There is just about no reason at all for the U.S. government to fund academic programs dedicated to promoting bad reasoning and politically biased anti-liberal/anti-American/anti-Western attitudes. If these programs were intellectually rigorous and/or were producing actual knowledge, the question of funding might be a difficult one. But they are not. Anyone who has interacted with students and "scholars" in such disciplines know that their "arguments" rarely rise about "that's racist." Students who major in such disciplines often come out of college reasoning less well than they went into it, when at least they were guided mainly by common sense. What they learn is little more than extremist ideological nonsense. The "method," such as it is, is to seek out tenuous, free-associative, often accidental linguistic or metaphorical connections between non-leftist arguments and anything that might be interpreted as bigoted, no matter how implausible the connection might be. An actual example from Andrea Nye's Word of Power: A Feminist Reading of the History of Logic: logicians speak of "chains of arguments." Chains are used to enslave. Therefore logic is oppressive. Another from the same source: bad arguments are said to be invalid. 'Invalid,' if pronounced with emphasis on the first syllable, means a disabled person. Therefore, logic is "ableist"... This is not a strawman. This is, in fact, an extremely influential method of "reasoning" on the academic left.
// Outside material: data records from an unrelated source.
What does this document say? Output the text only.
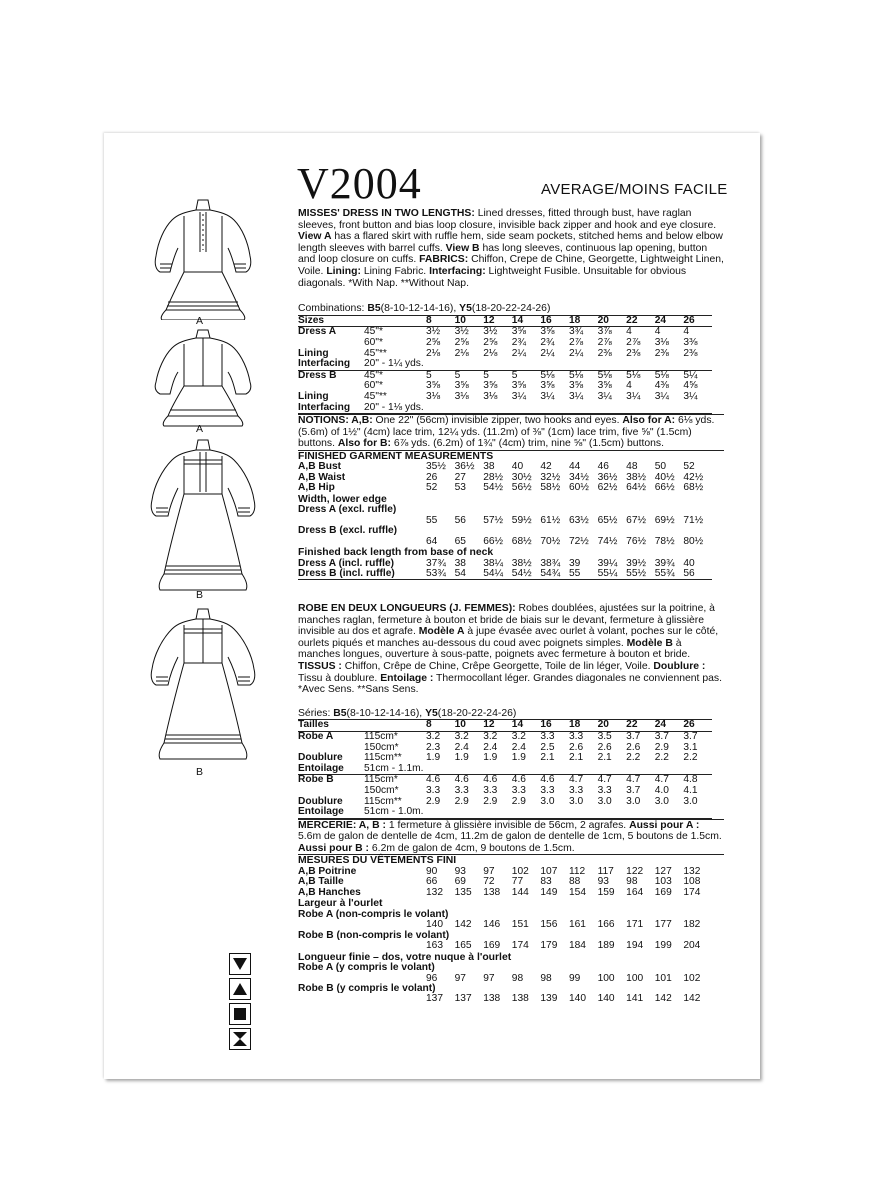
V2004	AVERAGE/MOINS FACILE
A
A
B
B

MISSES' DRESS IN TWO LENGTHS: Lined dresses, fitted through bust, have raglan sleeves, front button and bias loop closure, invisible back zipper and hook and eye closure. View A has a flared skirt with ruffle hem, side seam pockets, stitched hems and below elbow length sleeves with barrel cuffs. View B has long sleeves, continuous lap opening, button and loop closure on cuffs. FABRICS: Chiffon, Crepe de Chine, Georgette, Lightweight Linen, Voile. Lining: Lining Fabric. Interfacing: Lightweight Fusible. Unsuitable for obvious diagonals. *With Nap. **Without Nap.

Combinations: B5(8-10-12-14-16), Y5(18-20-22-24-26)

Sizes		8	10	12	14	16	18	20	22	24	26
Dress A	45"*	3½	3½	3½	3⅝	3⅝	3¾	3⅞	4	4	4
	60"*	2⅝	2⅝	2⅝	2¾	2¾	2⅞	2⅞	2⅞	3⅛	3⅜
Lining	45"**	2⅛	2⅛	2⅛	2¼	2¼	2¼	2⅜	2⅜	2⅜	2⅜
Interfacing	20" - 1¼ yds.										
Dress B	45"*	5	5	5	5	5⅛	5⅛	5⅛	5⅛	5⅛	5¼
	60"*	3⅝	3⅝	3⅝	3⅝	3⅝	3⅝	3⅝	4	4⅜	4⅝
Lining	45"**	3⅛	3⅛	3⅛	3¼	3¼	3¼	3¼	3¼	3¼	3¼
Interfacing	20" - 1⅛ yds.										

NOTIONS: A,B: One 22" (56cm) invisible zipper, two hooks and eyes. Also for A: 6⅛ yds. (5.6m) of 1½" (4cm) lace trim, 12¼ yds. (11.2m) of ⅜" (1cm) lace trim, five ⅝" (1.5cm) buttons. Also for B: 6⅞ yds. (6.2m) of 1¾" (4cm) trim, nine ⅝" (1.5cm) buttons.

FINISHED GARMENT MEASUREMENTS
A,B Bust	35½	36½	38	40	42	44	46	48	50	52
A,B Waist	26	27	28½	30½	32½	34½	36½	38½	40½	42½
A,B Hip	52	53	54½	56½	58½	60½	62½	64½	66½	68½
Width, lower edge
Dress A (excl. ruffle)										
	55	56	57½	59½	61½	63½	65½	67½	69½	71½
Dress B (excl. ruffle)										
	64	65	66½	68½	70½	72½	74½	76½	78½	80½
Finished back length from base of neck
Dress A (incl. ruffle)	37¾	38	38¼	38½	38¾	39	39¼	39½	39¾	40
Dress B (incl. ruffle)	53¾	54	54¼	54½	54¾	55	55¼	55½	55¾	56

ROBE EN DEUX LONGUEURS (J. FEMMES): Robes doublées, ajustées sur la poitrine, à manches raglan, fermeture à bouton et bride de biais sur le devant, fermeture à glissière invisible au dos et agrafe. Modèle A à jupe évasée avec ourlet à volant, poches sur le côté, ourlets piqués et manches au-dessous du coud avec poignets simples. Modèle B à manches longues, ouverture à sous-patte, poignets avec fermeture à bouton et bride. TISSUS : Chiffon, Crêpe de Chine, Crêpe Georgette, Toile de lin léger, Voile. Doublure : Tissu à doublure. Entoilage : Thermocollant léger. Grandes diagonales ne conviennent pas. *Avec Sens. **Sans Sens.

Séries: B5(8-10-12-14-16), Y5(18-20-22-24-26)

Tailles		8	10	12	14	16	18	20	22	24	26
Robe A	115cm*	3.2	3.2	3.2	3.2	3.3	3.3	3.5	3.7	3.7	3.7
	150cm*	2.3	2.4	2.4	2.4	2.5	2.6	2.6	2.6	2.9	3.1
Doublure	115cm**	1.9	1.9	1.9	1.9	2.1	2.1	2.1	2.2	2.2	2.2
Entoilage	51cm - 1.1m.										
Robe B	115cm*	4.6	4.6	4.6	4.6	4.6	4.7	4.7	4.7	4.7	4.8
	150cm*	3.3	3.3	3.3	3.3	3.3	3.3	3.3	3.7	4.0	4.1
Doublure	115cm**	2.9	2.9	2.9	2.9	3.0	3.0	3.0	3.0	3.0	3.0
Entoilage	51cm - 1.0m.										

MERCERIE: A, B : 1 fermeture à glissière invisible de 56cm, 2 agrafes. Aussi pour A : 5.6m de galon de dentelle de 4cm, 11.2m de galon de dentelle de 1cm, 5 boutons de 1.5cm. Aussi pour B : 6.2m de galon de 4cm, 9 boutons de 1.5cm.

MESURES DU VÊTEMENTS FINI
A,B Poitrine	90	93	97	102	107	112	117	122	127	132
A,B Taille	66	69	72	77	83	88	93	98	103	108
A,B Hanches	132	135	138	144	149	154	159	164	169	174
Largeur à l'ourlet
Robe A (non-compris le volant)										
	140	142	146	151	156	161	166	171	177	182
Robe B (non-compris le volant)										
	163	165	169	174	179	184	189	194	199	204
Longueur finie – dos, votre nuque à l'ourlet
Robe A (y compris le volant)										
	96	97	97	98	98	99	100	100	101	102
Robe B (y compris le volant)										
	137	137	138	138	139	140	140	141	142	142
Of course anyone can learn to simply say "that's racist" in response to every challenge. It's a lot easier than actually learning to reason. Students who learn to "reason" in this way not only fail to learn to actually reason, they learn to replace actual thought and reasoning with mindless, rote nonsense. Left to their own devices, they'd likely be at least average reasoners. Instead, they are trained to be stupid.
But, as Hirsanyi notes, it would be very difficult to withhold money only from such disciplines. Money, being fungible, can be shuffled around behind the scenes. So I don't pretend that such an approach is likely to work--I'm just saying it would be good if it did.
Again I'll note: I'm not wild about the approach of the Trump administration. But we are facing the possibility not merely of the destruction of the university, one of mankind's greatest institutions, but, worse, of its transformation into a tool of Orwellian totalitarianism.
The Trump administration is, again, the lesser evil.
Though, of course, I could be wrong.